Mentre si scorrono i testi del libro, ci si accorge che quest’aura sanza tempo tinta (Dante, Inferno, Canto III), dalla quale forse stiamo uscendo, è stata tutt’altro che sempre uguale e uniforme. Anzi sono stati tanti gli umori attraversati: lo si nota anche nei racconti degli autori internazionali che entrano nell’antologia. André Aciman, che pure è avvezzo a un certo grado di (auto)isolamento sociale, mette l’accento sull’impronta che «questa» solitudine traumatica ci lascerà adosso; Catherine Dunne, che racconta i primi tempi dell’allarme in Irlanda, rievoca l’immagine forte e semplice di San Patrizio che scacciò i serpenti dall’isola; Richard Ford, che osserva l’esplosione del virus negli Usa, racconta la pericolosa disgregazione dell’unità americana; il premio Nobel Olga Tokarczuk, che prende nota delle paure xenofobe montanti in Polonia insieme al virus, ragiona sul mondo che verrà; e Leïla Slimani annota la differenza tra la solitudine che cerchiamo per concentrarci e lavorare e questo isolamento forzato. Ma ci sono anche le parentesi tragicomiche narrate da Etgar Keret, alle prese con l’insonnia e con l’ansia (proprie) e con la condiscendenza paziente (della moglie); e da Eshkol Nevo, che immagina un’economia alternativa (la pornografia?) per un attore bloccato dall’isolamento e improvvisatosi cineasta.
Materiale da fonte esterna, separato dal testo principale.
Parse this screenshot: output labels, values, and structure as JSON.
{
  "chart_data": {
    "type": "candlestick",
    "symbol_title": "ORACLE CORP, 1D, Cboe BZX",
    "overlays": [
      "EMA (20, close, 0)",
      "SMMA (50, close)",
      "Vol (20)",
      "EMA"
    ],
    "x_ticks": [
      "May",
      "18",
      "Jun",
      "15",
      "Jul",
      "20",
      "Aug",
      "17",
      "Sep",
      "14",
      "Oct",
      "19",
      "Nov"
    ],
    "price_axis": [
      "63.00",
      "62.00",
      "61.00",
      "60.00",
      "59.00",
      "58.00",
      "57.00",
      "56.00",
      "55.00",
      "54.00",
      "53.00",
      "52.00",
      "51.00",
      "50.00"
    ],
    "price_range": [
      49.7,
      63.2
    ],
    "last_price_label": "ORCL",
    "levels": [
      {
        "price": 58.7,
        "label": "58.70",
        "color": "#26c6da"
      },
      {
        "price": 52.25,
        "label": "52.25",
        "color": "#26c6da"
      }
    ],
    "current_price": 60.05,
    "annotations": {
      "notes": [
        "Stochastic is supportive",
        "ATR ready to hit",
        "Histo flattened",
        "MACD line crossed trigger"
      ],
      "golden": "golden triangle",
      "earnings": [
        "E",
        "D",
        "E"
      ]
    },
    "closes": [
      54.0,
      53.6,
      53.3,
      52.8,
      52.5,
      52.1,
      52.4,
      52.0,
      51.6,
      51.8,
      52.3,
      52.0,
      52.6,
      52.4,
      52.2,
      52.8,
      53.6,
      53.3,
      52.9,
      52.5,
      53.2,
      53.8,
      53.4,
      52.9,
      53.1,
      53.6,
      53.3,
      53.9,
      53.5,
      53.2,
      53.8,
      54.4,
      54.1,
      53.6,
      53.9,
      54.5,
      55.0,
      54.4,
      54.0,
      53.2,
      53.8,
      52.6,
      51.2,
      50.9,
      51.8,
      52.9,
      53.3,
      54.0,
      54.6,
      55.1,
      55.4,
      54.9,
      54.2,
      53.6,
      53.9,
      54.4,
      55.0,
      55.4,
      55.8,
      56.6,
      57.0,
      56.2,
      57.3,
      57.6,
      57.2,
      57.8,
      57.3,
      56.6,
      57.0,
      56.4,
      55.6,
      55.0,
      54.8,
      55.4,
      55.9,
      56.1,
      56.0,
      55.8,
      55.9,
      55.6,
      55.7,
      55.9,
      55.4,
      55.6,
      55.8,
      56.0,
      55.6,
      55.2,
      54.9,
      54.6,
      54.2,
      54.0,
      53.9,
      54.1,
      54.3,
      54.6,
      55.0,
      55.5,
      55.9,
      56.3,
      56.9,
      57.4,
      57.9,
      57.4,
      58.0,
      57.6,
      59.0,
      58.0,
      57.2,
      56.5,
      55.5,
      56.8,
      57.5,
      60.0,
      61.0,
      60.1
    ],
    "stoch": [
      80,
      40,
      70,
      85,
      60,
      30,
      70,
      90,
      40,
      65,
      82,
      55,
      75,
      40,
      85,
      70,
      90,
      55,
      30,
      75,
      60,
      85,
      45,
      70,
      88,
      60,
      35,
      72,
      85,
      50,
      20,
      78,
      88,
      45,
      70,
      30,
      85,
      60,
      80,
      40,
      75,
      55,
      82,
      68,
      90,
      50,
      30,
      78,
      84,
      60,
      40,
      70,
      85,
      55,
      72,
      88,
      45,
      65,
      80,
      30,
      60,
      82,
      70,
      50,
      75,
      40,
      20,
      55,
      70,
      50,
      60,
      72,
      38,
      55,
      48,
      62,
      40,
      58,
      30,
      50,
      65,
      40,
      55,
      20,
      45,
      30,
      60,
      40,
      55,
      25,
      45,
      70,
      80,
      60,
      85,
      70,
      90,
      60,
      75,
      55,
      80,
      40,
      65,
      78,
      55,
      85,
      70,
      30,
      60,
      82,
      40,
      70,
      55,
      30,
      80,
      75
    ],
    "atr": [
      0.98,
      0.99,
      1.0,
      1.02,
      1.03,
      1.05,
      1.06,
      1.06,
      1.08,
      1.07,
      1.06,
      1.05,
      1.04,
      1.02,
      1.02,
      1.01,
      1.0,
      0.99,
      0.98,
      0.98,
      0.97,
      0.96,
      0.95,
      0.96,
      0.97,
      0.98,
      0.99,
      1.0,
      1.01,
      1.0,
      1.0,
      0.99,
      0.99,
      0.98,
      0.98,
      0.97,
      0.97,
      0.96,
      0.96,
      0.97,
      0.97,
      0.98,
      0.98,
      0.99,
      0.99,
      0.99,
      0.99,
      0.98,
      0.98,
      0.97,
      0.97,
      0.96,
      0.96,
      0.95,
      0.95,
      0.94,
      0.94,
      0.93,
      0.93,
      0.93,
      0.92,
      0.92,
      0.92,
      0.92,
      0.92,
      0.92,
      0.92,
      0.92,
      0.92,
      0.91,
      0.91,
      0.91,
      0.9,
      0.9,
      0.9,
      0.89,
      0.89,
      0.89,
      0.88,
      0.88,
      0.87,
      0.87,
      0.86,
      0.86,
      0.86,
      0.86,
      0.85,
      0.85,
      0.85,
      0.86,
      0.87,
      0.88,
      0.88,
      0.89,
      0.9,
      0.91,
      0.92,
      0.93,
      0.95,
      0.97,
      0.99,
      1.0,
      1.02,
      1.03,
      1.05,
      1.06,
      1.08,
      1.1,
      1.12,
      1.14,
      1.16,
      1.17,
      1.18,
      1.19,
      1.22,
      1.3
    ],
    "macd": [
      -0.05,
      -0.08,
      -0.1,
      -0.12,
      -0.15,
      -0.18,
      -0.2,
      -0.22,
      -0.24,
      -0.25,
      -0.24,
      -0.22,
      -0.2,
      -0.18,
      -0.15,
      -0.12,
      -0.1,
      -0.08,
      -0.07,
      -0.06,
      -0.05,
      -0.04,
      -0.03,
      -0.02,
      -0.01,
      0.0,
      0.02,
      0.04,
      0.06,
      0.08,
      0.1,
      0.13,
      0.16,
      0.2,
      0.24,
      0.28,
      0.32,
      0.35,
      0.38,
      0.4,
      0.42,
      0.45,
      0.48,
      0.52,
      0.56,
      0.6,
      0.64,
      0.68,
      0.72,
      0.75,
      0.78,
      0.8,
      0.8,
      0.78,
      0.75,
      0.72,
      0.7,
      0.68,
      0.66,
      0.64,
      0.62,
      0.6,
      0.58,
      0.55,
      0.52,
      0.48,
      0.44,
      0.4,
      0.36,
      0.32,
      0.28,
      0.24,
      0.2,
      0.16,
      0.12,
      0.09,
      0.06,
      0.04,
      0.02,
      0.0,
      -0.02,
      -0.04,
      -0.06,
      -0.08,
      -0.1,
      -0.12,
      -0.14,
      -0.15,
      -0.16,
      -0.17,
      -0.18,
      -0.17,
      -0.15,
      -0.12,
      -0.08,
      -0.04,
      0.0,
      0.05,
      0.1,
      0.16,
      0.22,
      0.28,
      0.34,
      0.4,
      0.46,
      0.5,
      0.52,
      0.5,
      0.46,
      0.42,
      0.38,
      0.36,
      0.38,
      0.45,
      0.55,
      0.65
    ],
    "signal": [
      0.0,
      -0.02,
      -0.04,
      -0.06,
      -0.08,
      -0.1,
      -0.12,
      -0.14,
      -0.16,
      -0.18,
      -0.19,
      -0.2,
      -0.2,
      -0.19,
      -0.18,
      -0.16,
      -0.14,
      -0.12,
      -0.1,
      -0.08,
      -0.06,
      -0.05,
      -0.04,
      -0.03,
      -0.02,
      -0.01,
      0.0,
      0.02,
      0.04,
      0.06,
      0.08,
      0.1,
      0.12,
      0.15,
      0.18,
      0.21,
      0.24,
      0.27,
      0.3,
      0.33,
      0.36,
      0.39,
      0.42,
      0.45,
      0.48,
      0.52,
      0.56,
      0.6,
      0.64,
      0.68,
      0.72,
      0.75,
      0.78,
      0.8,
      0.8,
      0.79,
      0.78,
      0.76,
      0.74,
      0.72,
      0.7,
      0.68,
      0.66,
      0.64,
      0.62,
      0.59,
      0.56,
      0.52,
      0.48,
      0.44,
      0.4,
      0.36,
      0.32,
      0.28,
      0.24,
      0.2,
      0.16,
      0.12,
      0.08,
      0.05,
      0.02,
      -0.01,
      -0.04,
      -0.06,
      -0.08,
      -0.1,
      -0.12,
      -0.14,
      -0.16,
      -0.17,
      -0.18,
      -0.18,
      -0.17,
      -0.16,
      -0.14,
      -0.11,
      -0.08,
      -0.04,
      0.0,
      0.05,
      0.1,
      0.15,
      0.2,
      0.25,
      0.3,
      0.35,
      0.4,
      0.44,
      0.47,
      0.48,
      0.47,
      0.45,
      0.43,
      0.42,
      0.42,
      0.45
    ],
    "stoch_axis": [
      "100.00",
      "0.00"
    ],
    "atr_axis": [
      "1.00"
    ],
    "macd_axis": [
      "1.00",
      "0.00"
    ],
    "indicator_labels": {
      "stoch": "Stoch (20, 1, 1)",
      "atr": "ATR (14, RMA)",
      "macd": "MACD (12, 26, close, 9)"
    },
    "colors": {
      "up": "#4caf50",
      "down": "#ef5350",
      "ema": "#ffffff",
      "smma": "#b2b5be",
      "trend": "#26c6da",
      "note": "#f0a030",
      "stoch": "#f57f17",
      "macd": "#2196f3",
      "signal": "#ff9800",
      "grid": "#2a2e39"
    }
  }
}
Quello che accomuna tutti, di qua o di là dall’oceano, è il luogo in cui sono ambientati i racconti e le testimonianze: cioè appunto il luogo in cui ci troviamo, noi stessi. Non c’è autore che ometta di raccontare da dove sta scrivendo, ed è la propria testa, il proprio cuore, la casa, la corsia, il laboratorio, la coda per il supermercato, il divano, la scrivania del telelavoro, il balcone, il cortile di casa. E tutti ci comunicano la sensazione che si debba partire proprio da quel posto nel mondo, da sé stessi, dal fatto di essersi scoperti identici, ma anche unici con le nostre idiosincrasie, le nostre competenze e il nostro modo di vedere il mondo, per ricominciare.